Masyarakat Sunda biasa menyebut ‘nasi’ dengan kata ‘sungu’. Sementara di Jawa, disebut dengan ‘sekul’. Berbeda lagi misal di suku Dayak, nasi biasa disebut ‘bari’. Perbedaan penyebutan istilah tersebut, jelas menunjukkan setiap daerah memiliki bahasa yang disepakati (sifat bahasa arbitrer).
Namun, berjalan kekinian perkembangan informasi juga teknologi telah mengambil perhatian generasi muda akan warisan budaya. Anak muda tanah air tidak lagi mencintai budaya lantaran kalah saing dengan IT. Bahkan, penelitian berbicara sekitar 3.000 budaya di Indonesia, baik lisan maupun tulis telah dilupa.
Membaca fenomena tersebut, menjadi pekerjaan rumah (PR) bersama untuk menanggulangi tergusurnya budaya lantaran perkembangan IT yang kian pesat. Kendati itulah, terbitnya Undang-Undang di atas serujuk dengan kondisi mutakhir.
Komitmen memajukan dan memperkuat warisan budaya, secara sadar kita akan berpikir keras tentang bagaimana memosisikan budaya itu sesuai keberadaan dan fungsinya. Pertanyaannya, bagaimanakah upaya menjadikan budaya sebagai sesuatu yang penting dikenali dan dipelajari, terlebih dijaga serta dilestarikan bersama?
Salah satu upaya nyata yang dapat kita lakukan adalah mendukung penuh pemasukkan kebudayaan lokal atau daerah dalam mata pelajaran muatan lokal (mulok) di sekolah. Kewajiban mulok masuk dalam mata pelajaran kurikulum 13, sesungguhnya upaya mengembangkan potensi daerah dengan kekhasan dan keunggulan daerah itu sendiri.
Pada proses belajar ini, pelajar secara waras diajak mengenali, memahami, dan memiliki sikap selaras dengan aturan dan nilai budaya yang berlaku. Kemudian, pelajar dapat melestarikan dan mengembangkan potensi di daerahnya untuk menunjang pembangunan nasional.

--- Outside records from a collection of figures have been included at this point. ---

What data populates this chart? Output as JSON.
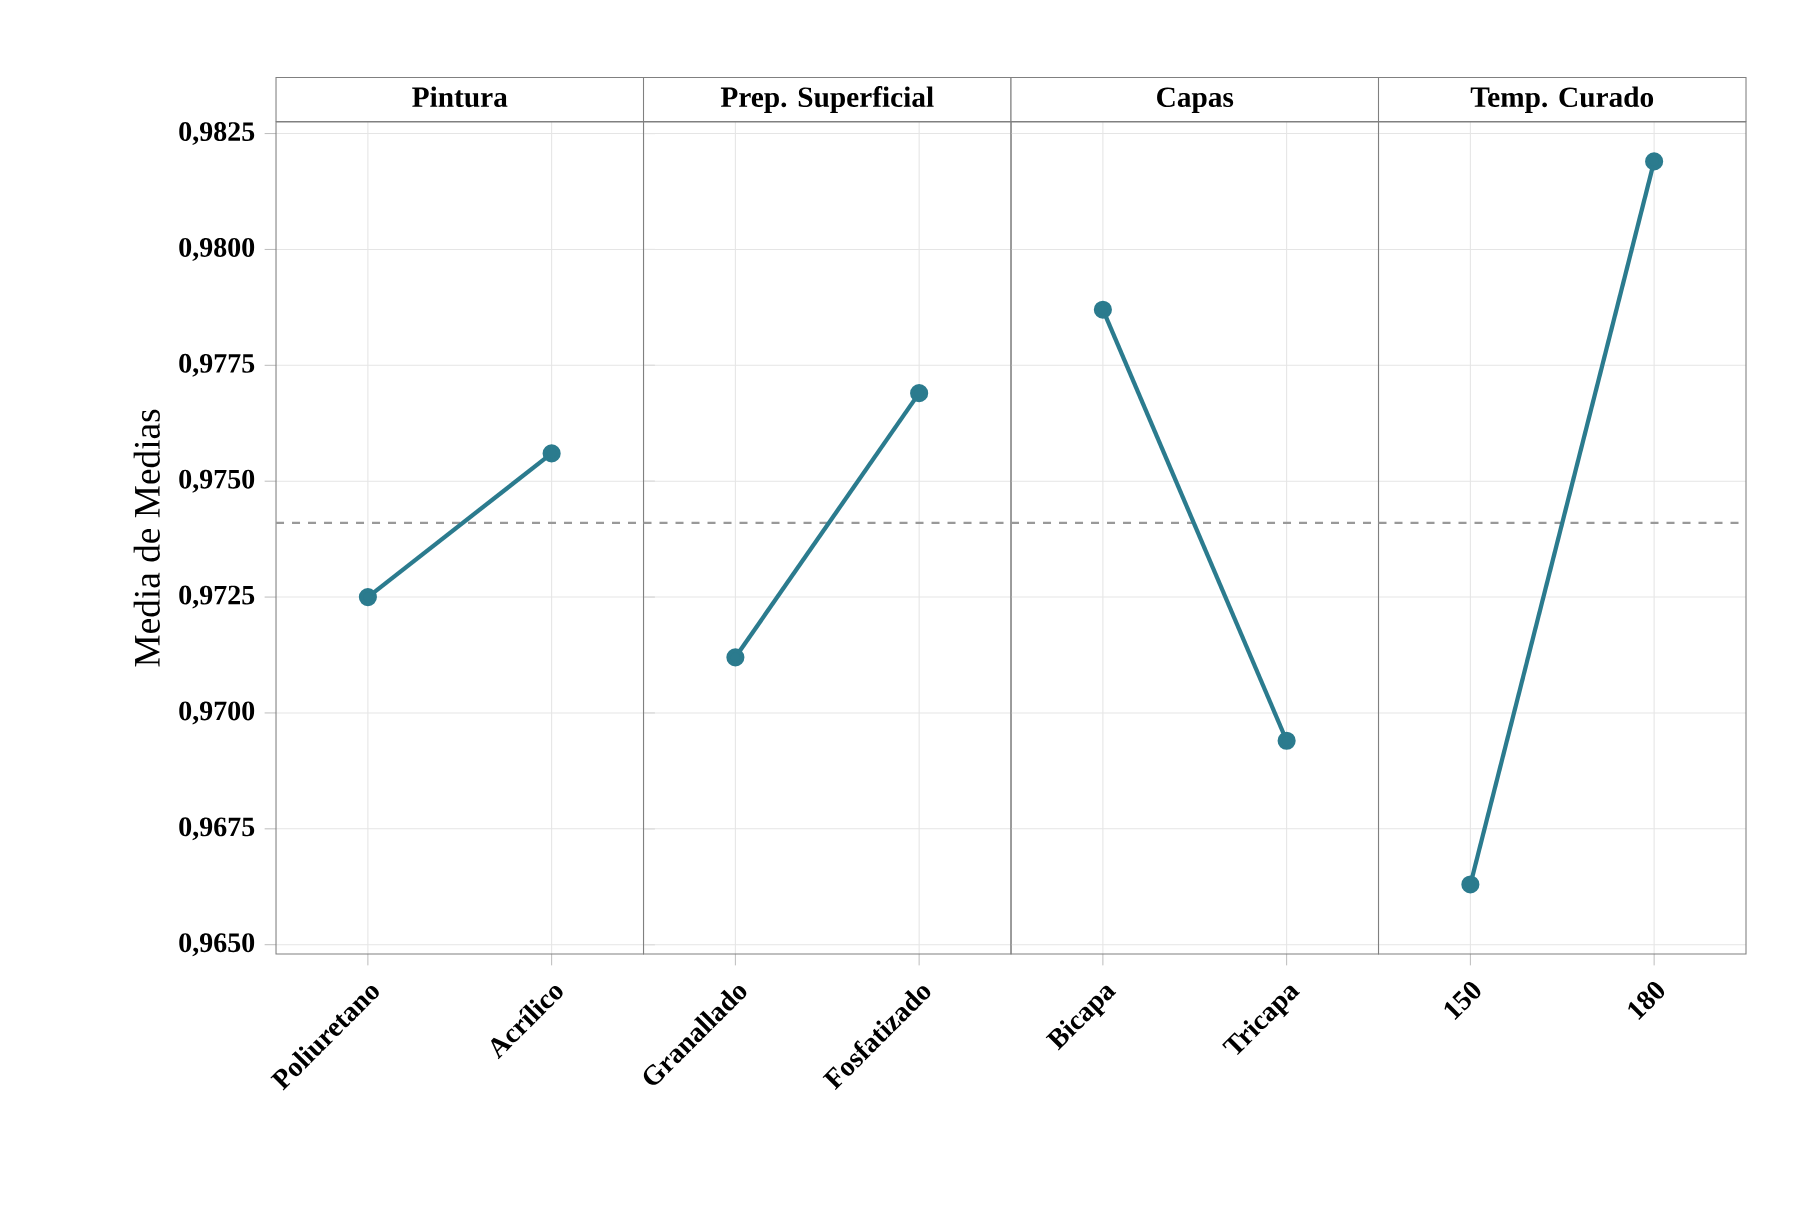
{
  "chart_data": [
    {
      "type": "line",
      "title": "Pintura",
      "ylabel": "Media de Medias",
      "categories": [
        "Poliuretano",
        "Acrílico"
      ],
      "values": [
        0.9725,
        0.9756
      ],
      "color": "#2b7b8e",
      "marker": "circle",
      "grid": true,
      "ylim": [
        0.9648,
        0.98275
      ],
      "yticks": [
        {
          "value": 0.965,
          "label": "0,9650"
        },
        {
          "value": 0.9675,
          "label": "0,9675"
        },
        {
          "value": 0.97,
          "label": "0,9700"
        },
        {
          "value": 0.9725,
          "label": "0,9725"
        },
        {
          "value": 0.975,
          "label": "0,9750"
        },
        {
          "value": 0.9775,
          "label": "0,9775"
        },
        {
          "value": 0.98,
          "label": "0,9800"
        },
        {
          "value": 0.9825,
          "label": "0,9825"
        }
      ],
      "ref_lines": [
        {
          "axis": "y",
          "value": 0.9741,
          "color": "#999999",
          "line_style": "dashed"
        }
      ]
    },
    {
      "type": "line",
      "title": "Prep. Superficial",
      "categories": [
        "Granallado",
        "Fosfatizado"
      ],
      "values": [
        0.9712,
        0.9769
      ],
      "color": "#2b7b8e",
      "marker": "circle",
      "grid": true,
      "ylim": [
        0.9648,
        0.98275
      ],
      "tick_labels": "x",
      "yticks": [
        {
          "value": 0.965,
          "label": null
        },
        {
          "value": 0.9675,
          "label": null
        },
        {
          "value": 0.97,
          "label": null
        },
        {
          "value": 0.9725,
          "label": null
        },
        {
          "value": 0.975,
          "label": null
        },
        {
          "value": 0.9775,
          "label": null
        },
        {
          "value": 0.98,
          "label": null
        },
        {
          "value": 0.9825,
          "label": null
        }
      ],
      "ref_lines": [
        {
          "axis": "y",
          "value": 0.9741,
          "color": "#999999",
          "line_style": "dashed"
        }
      ]
    },
    {
      "type": "line",
      "title": "Capas",
      "categories": [
        "Bicapa",
        "Tricapa"
      ],
      "values": [
        0.9787,
        0.9694
      ],
      "color": "#2b7b8e",
      "marker": "circle",
      "grid": true,
      "ylim": [
        0.9648,
        0.98275
      ],
      "tick_labels": "x",
      "yticks": [
        {
          "value": 0.965,
          "label": null
        },
        {
          "value": 0.9675,
          "label": null
        },
        {
          "value": 0.97,
          "label": null
        },
        {
          "value": 0.9725,
          "label": null
        },
        {
          "value": 0.975,
          "label": null
        },
        {
          "value": 0.9775,
          "label": null
        },
        {
          "value": 0.98,
          "label": null
        },
        {
          "value": 0.9825,
          "label": null
        }
      ],
      "ref_lines": [
        {
          "axis": "y",
          "value": 0.9741,
          "color": "#999999",
          "line_style": "dashed"
        }
      ]
    },
    {
      "type": "line",
      "title": "Temp. Curado",
      "categories": [
        "150",
        "180"
      ],
      "values": [
        0.9663,
        0.9819
      ],
      "color": "#2b7b8e",
      "marker": "circle",
      "grid": true,
      "ylim": [
        0.9648,
        0.98275
      ],
      "tick_labels": "x",
      "yticks": [
        {
          "value": 0.965,
          "label": null
        },
        {
          "value": 0.9675,
          "label": null
        },
        {
          "value": 0.97,
          "label": null
        },
        {
          "value": 0.9725,
          "label": null
        },
        {
          "value": 0.975,
          "label": null
        },
        {
          "value": 0.9775,
          "label": null
        },
        {
          "value": 0.98,
          "label": null
        },
        {
          "value": 0.9825,
          "label": null
        }
      ],
      "ref_lines": [
        {
          "axis": "y",
          "value": 0.9741,
          "color": "#999999",
          "line_style": "dashed"
        }
      ]
    }
  ]
}
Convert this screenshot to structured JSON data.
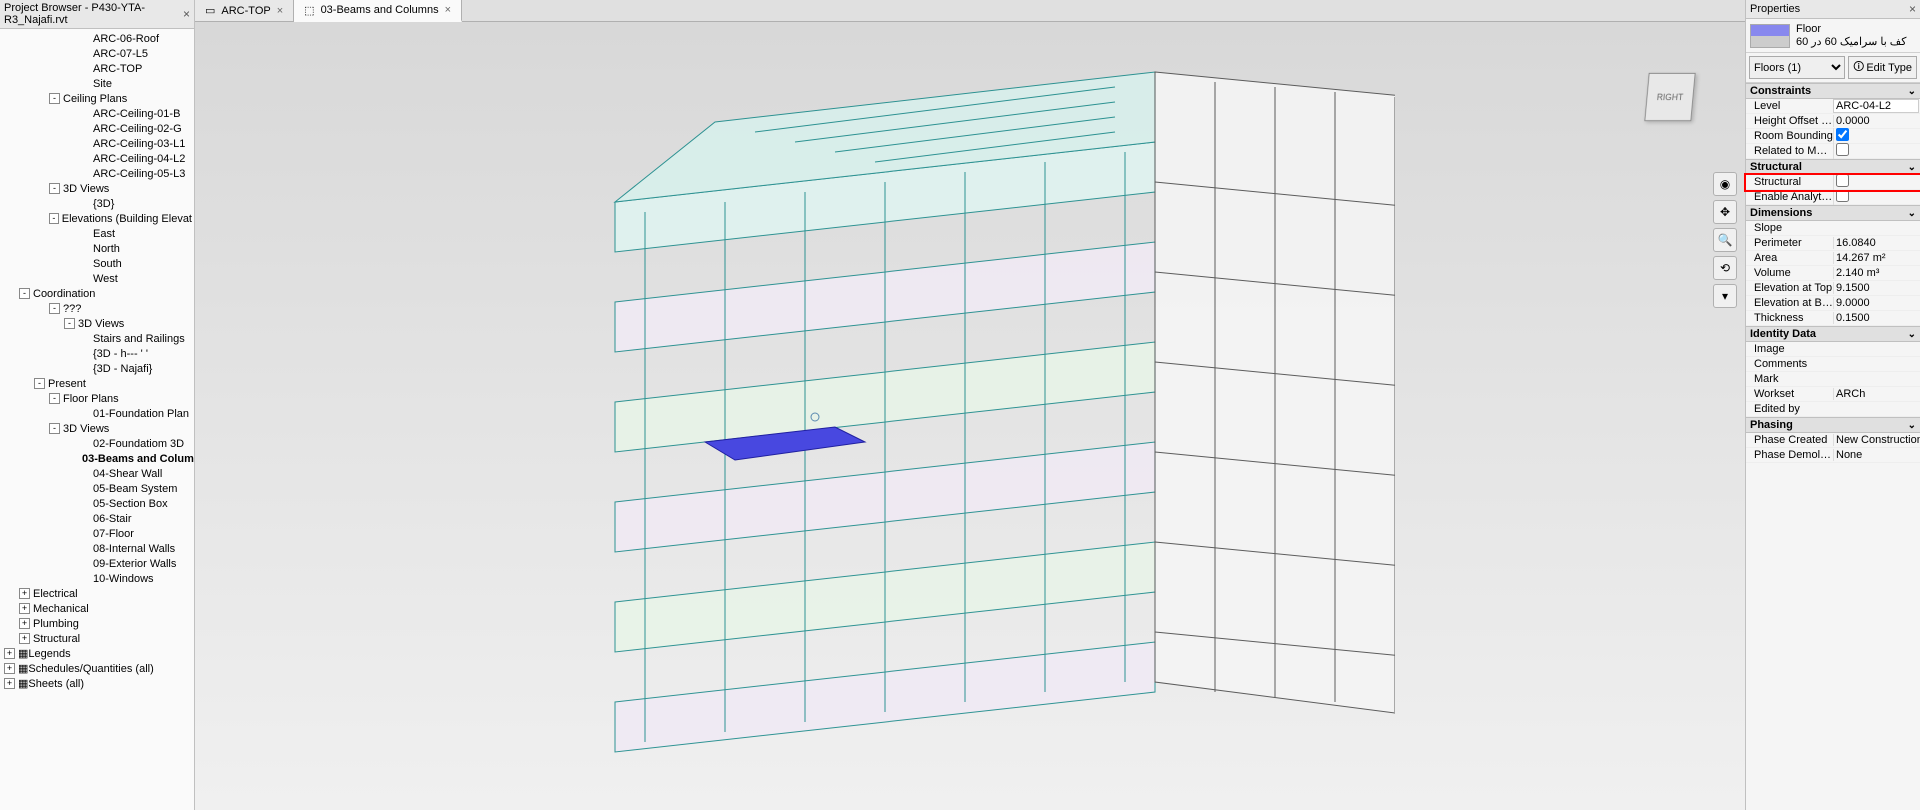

Keberadaan mulok mengajak generasi muda untuk mempelajari kebudayaan yang ada di setiap daerah. Tentunya, tanpa sadar generasi muda akan kehausan mencari informasi supaya dapat mengetahui; apa itu, mengapa itu, dan bagaimana itu. Alhasil, kebudayaan yang telah dipelajari dapat dilestarikan, sehingga ada proses regenerasi budaya dalam menjadi eksistensi budaya itu sendiri.
Di sisi lain, keberadaan mulok benar mampu mengalihkan dunia pelajar terhadap budaya luar. Seringkali, kita mendapati budaya luar yang masuk menimbulkan ketimpangan budaya (cultural lag). Oleh karena itu, pengenalan budaya sendiri sangat dianjurkan sebelum didahului budaya luar. Karenanya, budaya dapat berperan sebagai pengukuh kekuatan bangsa. Budaya daerah merupakan jati diri kebudayaan nasional yang melegenda.
Kalau bukan kita, siapa lagi pewaris budaya Indonesia?
Suci Ayu Latifah
Mahasiswi STKIP PGRI Ponorogo, jurusan Pendidikan Bahasa dan Sastra Indonesia
Sumber: Duta Masyarakat, Kamis, 16 Oktober 2019.